Netanyahu ha detto mercoledì che le condizioni proposte da Hamas per un cessate il fuoco, che comporterebbe anche il rilascio degli ostaggi tenuti dal gruppo militante palestinese, sono “deliranti” e ha promesso di continuare a combattere, dicendo che la vittoria è a portata di mano e a pochi mesi di distanza.
Il rifiuto fa seguito a un’intensa attività diplomatica volta a porre fine al conflitto durato quattro mesi e mezzo prima del minacciato attacco israeliano a Rafah, che ora ospita più di un milione di persone, molte delle quali in tende improvvisate e prive di cibo e medicine.

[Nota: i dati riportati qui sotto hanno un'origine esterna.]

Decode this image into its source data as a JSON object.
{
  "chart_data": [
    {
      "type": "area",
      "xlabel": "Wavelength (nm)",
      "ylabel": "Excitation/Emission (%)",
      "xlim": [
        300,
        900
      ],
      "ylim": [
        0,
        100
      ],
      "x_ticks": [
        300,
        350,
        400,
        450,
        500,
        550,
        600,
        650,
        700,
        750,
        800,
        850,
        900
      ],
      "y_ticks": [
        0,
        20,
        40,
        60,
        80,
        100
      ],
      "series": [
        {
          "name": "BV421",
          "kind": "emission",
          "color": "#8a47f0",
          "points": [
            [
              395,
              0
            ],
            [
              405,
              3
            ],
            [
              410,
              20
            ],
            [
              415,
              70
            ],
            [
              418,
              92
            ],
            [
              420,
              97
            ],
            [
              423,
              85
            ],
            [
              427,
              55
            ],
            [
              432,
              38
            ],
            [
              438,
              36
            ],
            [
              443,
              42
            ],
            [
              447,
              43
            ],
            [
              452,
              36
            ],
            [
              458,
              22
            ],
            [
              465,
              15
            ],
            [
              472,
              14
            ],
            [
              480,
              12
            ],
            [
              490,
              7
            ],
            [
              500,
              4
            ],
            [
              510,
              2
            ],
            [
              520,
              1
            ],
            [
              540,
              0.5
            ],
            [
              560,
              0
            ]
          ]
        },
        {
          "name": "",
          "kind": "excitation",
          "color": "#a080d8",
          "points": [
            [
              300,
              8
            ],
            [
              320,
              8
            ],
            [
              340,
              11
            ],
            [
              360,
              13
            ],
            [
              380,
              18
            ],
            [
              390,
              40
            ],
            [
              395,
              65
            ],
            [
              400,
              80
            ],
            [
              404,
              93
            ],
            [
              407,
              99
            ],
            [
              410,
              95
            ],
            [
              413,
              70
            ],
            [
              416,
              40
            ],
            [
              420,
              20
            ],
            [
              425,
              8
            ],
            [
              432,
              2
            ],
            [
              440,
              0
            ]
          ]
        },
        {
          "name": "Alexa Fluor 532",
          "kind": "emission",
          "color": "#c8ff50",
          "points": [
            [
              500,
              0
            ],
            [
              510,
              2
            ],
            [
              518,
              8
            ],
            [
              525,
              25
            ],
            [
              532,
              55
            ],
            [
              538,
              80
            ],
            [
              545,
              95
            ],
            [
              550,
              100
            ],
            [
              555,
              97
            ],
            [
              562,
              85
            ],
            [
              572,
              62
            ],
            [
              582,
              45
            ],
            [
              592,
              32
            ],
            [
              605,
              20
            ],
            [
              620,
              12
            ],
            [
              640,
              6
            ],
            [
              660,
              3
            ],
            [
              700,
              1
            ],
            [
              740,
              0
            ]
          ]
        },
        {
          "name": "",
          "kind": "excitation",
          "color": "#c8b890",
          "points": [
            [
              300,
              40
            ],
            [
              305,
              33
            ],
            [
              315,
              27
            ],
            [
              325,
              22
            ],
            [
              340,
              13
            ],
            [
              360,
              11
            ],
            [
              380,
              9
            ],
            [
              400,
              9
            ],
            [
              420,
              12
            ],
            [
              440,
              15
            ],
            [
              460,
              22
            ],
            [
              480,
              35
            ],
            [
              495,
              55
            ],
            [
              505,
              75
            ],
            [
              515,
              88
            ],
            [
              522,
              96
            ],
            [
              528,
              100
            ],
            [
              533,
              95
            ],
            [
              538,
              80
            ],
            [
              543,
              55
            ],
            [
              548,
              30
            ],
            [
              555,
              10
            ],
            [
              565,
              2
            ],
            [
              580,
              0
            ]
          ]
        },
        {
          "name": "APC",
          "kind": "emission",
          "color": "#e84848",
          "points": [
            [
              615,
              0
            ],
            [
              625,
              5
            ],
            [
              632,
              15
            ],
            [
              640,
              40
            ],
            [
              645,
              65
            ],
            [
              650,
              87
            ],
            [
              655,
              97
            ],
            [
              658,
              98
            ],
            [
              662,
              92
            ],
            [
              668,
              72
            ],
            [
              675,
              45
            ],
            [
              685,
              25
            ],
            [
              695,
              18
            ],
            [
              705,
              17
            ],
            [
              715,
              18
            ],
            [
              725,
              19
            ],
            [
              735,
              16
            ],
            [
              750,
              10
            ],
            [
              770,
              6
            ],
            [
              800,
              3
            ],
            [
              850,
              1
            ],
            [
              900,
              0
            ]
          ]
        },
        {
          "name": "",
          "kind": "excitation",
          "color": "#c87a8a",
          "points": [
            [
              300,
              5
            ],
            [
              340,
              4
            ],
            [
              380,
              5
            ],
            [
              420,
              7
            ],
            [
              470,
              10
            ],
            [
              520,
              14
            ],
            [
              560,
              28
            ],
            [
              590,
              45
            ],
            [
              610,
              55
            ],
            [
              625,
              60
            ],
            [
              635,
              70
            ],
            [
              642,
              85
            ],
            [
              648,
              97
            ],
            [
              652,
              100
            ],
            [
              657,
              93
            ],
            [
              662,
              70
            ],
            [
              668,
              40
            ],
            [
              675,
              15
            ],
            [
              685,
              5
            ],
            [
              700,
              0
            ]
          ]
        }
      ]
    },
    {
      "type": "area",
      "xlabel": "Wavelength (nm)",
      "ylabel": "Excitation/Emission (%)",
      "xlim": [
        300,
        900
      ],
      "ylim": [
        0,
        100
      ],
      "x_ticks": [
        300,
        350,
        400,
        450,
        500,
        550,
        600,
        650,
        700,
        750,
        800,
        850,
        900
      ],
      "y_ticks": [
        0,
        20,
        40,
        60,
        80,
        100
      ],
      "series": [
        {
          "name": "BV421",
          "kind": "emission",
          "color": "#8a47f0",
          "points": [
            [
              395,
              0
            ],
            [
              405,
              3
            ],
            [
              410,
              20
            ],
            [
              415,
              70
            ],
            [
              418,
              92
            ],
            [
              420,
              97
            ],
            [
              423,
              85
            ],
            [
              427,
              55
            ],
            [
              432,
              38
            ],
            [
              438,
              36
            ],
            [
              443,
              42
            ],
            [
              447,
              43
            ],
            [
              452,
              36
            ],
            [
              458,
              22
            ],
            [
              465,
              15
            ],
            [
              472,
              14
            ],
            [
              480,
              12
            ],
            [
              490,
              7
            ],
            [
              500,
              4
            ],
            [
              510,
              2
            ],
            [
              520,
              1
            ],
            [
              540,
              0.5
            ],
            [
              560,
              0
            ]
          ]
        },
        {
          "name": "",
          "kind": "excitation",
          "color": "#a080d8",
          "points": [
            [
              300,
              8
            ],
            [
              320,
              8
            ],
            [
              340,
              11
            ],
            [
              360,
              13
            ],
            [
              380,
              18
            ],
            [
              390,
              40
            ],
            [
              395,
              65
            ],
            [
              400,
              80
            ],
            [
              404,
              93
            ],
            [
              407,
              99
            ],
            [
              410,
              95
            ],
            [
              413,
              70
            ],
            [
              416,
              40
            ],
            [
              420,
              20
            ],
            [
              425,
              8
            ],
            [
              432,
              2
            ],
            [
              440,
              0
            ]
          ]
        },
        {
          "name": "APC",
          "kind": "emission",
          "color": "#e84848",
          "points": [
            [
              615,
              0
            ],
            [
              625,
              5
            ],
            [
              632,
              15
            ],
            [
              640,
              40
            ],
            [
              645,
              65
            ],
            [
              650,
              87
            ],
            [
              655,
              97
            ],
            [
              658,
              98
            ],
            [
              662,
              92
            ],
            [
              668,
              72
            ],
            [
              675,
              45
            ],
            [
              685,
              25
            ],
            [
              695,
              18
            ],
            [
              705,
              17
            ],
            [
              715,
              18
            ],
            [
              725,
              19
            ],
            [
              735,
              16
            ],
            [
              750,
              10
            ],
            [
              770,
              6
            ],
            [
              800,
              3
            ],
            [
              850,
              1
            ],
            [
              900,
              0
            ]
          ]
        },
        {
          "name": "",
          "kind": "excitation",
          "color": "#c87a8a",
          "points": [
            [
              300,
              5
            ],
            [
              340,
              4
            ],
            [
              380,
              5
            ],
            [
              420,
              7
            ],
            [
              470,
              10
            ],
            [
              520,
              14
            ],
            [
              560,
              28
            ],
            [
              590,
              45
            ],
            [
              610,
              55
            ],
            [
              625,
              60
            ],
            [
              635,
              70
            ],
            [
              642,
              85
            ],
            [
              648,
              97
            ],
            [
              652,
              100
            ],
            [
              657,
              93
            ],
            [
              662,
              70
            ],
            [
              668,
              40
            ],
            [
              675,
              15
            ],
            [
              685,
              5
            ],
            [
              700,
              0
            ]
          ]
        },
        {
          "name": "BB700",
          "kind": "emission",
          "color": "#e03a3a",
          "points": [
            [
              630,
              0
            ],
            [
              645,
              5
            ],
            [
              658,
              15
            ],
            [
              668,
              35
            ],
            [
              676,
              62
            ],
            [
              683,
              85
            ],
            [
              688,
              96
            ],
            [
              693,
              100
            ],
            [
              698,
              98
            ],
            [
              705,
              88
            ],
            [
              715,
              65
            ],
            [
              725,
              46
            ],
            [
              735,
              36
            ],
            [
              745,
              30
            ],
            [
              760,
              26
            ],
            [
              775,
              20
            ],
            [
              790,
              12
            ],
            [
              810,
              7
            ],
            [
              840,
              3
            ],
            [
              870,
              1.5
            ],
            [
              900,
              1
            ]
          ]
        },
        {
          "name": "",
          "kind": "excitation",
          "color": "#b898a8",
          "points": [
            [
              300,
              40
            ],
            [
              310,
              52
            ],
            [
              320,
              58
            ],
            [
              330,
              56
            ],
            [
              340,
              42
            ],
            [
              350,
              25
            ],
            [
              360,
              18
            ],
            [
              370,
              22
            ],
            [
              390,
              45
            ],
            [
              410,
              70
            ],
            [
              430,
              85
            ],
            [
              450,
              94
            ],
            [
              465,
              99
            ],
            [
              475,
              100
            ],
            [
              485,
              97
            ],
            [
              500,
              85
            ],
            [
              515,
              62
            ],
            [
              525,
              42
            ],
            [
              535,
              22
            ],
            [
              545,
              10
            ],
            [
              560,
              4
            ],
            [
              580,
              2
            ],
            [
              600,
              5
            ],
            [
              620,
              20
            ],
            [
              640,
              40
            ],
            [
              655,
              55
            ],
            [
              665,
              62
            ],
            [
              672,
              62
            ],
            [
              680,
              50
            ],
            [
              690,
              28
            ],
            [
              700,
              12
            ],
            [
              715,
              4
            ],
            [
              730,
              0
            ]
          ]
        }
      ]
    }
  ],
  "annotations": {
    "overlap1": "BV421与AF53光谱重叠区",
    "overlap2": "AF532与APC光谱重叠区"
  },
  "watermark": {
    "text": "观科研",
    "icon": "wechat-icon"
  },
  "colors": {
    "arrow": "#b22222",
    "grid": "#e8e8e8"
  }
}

Giovedì mattina gli aerei israeliani hanno bombardato la zona di Rafah, hanno riferito testimoni alla Reuters, uccidendo almeno 11 persone in attacchi contro due case. I carri armati hanno anche bombardato alcune aree nella parte orientale di Rafah, intensificando i timori dei residenti di un imminente attacco di terra.
Le agenzie umanitarie hanno messo in guardia da una catastrofe umanitaria se Israele dovesse portare avanti la minaccia di entrare in una delle ultime aree rimaste della Striscia di Gaza in cui le sue truppe non sono entrate durante l’offensiva di terra.
Mercoledì il segretario generale delle Nazioni Unite António Guterres ha affermato che spingersi a Rafah, al confine con l’Egitto, “aumenterebbe quello che è già un incubo umanitario con conseguenze regionali indicibili”.
Coloro che sono fuggiti nella città di confine, quasi la metà dei 2,3 milioni di abitanti di Gaza, si trovano di fronte a una scelta terrificante: restare nella sovraffollata Rafah – che un tempo ospitava 280.000 persone – e attendere l’attacco, oppure rischiare di spostarsi a nord attraverso un’area di continui combattimenti.